The passage Nathan mentions is from the Synopsis of the Birds of North America, a much-needed taxonomic concordance to the plates and the Ornithological Biography, published in Edinburgh and London in 1839. Audubon provides a full description of the bird in the Synopsis, but has virtually nothing to say there about its habits in its putative North American range:
In contrast, the complete account in the Ornithological Biography, which appeared in 1835, is lavish in its detail.

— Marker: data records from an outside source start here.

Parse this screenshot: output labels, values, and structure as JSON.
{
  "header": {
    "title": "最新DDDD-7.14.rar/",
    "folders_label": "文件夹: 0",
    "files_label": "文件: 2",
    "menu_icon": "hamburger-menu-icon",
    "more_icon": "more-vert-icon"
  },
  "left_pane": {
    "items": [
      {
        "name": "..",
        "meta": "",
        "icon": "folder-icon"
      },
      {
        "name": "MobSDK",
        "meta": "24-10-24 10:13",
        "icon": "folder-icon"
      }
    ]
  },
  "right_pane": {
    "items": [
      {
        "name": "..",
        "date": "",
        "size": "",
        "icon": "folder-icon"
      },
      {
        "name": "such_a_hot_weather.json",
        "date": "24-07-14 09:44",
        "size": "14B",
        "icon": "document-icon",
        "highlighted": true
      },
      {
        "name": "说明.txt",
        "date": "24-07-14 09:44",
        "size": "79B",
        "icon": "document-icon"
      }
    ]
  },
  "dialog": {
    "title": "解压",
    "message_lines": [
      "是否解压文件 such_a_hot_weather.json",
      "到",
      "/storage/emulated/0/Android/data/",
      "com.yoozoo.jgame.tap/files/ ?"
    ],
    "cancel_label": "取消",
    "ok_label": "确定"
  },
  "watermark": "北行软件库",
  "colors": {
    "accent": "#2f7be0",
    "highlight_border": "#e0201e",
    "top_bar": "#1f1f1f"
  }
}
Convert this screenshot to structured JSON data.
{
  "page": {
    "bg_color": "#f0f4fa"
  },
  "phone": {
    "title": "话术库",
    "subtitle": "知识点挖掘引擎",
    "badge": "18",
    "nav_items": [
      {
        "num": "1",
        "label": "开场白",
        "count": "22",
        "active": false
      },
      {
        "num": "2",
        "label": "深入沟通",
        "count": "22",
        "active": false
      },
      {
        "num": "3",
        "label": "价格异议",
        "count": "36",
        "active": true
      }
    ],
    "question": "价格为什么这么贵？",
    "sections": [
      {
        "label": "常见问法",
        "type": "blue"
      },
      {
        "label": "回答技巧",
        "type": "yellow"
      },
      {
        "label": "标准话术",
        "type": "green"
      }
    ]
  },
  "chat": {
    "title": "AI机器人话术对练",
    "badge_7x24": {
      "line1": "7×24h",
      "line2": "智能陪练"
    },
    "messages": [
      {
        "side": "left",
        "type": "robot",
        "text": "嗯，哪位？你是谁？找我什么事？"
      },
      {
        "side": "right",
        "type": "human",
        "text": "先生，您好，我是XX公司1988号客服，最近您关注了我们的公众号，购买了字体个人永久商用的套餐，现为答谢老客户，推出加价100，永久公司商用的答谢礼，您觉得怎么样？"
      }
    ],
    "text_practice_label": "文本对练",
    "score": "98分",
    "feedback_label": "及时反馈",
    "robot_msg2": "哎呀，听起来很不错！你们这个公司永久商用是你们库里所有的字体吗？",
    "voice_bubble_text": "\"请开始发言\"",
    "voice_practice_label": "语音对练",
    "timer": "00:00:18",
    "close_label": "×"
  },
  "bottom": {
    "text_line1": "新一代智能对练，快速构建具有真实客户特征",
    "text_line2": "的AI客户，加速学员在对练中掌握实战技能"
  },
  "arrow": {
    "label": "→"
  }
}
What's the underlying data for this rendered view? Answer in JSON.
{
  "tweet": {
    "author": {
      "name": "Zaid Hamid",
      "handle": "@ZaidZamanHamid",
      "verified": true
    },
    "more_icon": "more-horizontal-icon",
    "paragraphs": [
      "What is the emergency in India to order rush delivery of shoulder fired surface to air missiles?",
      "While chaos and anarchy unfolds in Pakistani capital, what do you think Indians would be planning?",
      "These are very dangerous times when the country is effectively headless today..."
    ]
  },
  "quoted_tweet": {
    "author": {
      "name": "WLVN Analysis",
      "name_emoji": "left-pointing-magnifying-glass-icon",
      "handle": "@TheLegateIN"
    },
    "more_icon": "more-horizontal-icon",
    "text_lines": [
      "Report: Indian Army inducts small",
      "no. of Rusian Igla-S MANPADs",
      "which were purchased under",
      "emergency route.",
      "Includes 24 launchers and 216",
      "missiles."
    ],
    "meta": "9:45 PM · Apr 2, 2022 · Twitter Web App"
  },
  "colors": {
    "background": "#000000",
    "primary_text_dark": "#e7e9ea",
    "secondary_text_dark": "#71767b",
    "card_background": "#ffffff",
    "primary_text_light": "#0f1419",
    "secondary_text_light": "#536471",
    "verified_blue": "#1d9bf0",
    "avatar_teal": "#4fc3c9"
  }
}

The technical descriptions, prepared with (or quite possibly by) MacGillivray, are as complete as any offered for any species, and include the measurements of eggs lent to Audubon by William Yarrell.
What startles is not that Audubon should have accounted this exclusively Old World bird an American species — an easy enough mistake in the days when specimens and their labels did not invariably keep the closest of company — but how, in the Ornithological Biography, he compounds his error with what we can read only as a series of scandalously precise fictions. On his own authority, Audubon tells us that “this beautiful species”
returns from its northern places of residence, and passes over the Western Country, about the beginning of September…. I have observed them thus passing in Autumn, for several years in succession, over different parts of the Ohio, at all hours of the day. On such occasions I could readily distinguish the old from the young, the former being in many instances still adorned with their summer head-dress…. on the Ohio’s rising I have observed that they abandon the river and betake themselves to the clear ponds of the interior…. When these birds leave the southern waters about the beginning of April, the old already shew their summer head-dress….
Audubon’s words paint the vivid picture of regular visible migration over the Ohio Valley, “in flocks of seven or eight to fifty or more” — by a species never before and never since reliably reported on the continent. To forestall any suspicion that he was mistaking this species for what was then the only other large podicipedid known from North America, Audubon assures his reader that the Great Crested and the Red-necked Grebes prefer different habitats.
All very odd indeed. But Audubon, it turns out, was not alone in assuming that this large Palearctic grebe also occurred in the New World.
The Great Crested Grebe received its formal binomial from Linnaeus himself, in the authoritative Tenth Edition of the Systema. But the bird, widespread and conspicuous in western Europe, had been known to science for hundreds of years. The descriptions of most of the diving birds given by the ancients can hardly be untangled today, but Severus Sulpicius, the fourth-century historian, is said by Conrad Gesner to have described a grebe with “red feathers like horns on its head.”
Gesner himself, writing in the 1550s, does his best to work out the identity of the larger divers. He appears first to describe the Red-necked Grebe, “known to the Venetians as the sperga,” before turning to a different “genus” found in Switzerland,
quite similar to the others, but crested with plumes sticking up around its crown and upper neck, black at the top and reddish towards the sides, like the hair of a fox.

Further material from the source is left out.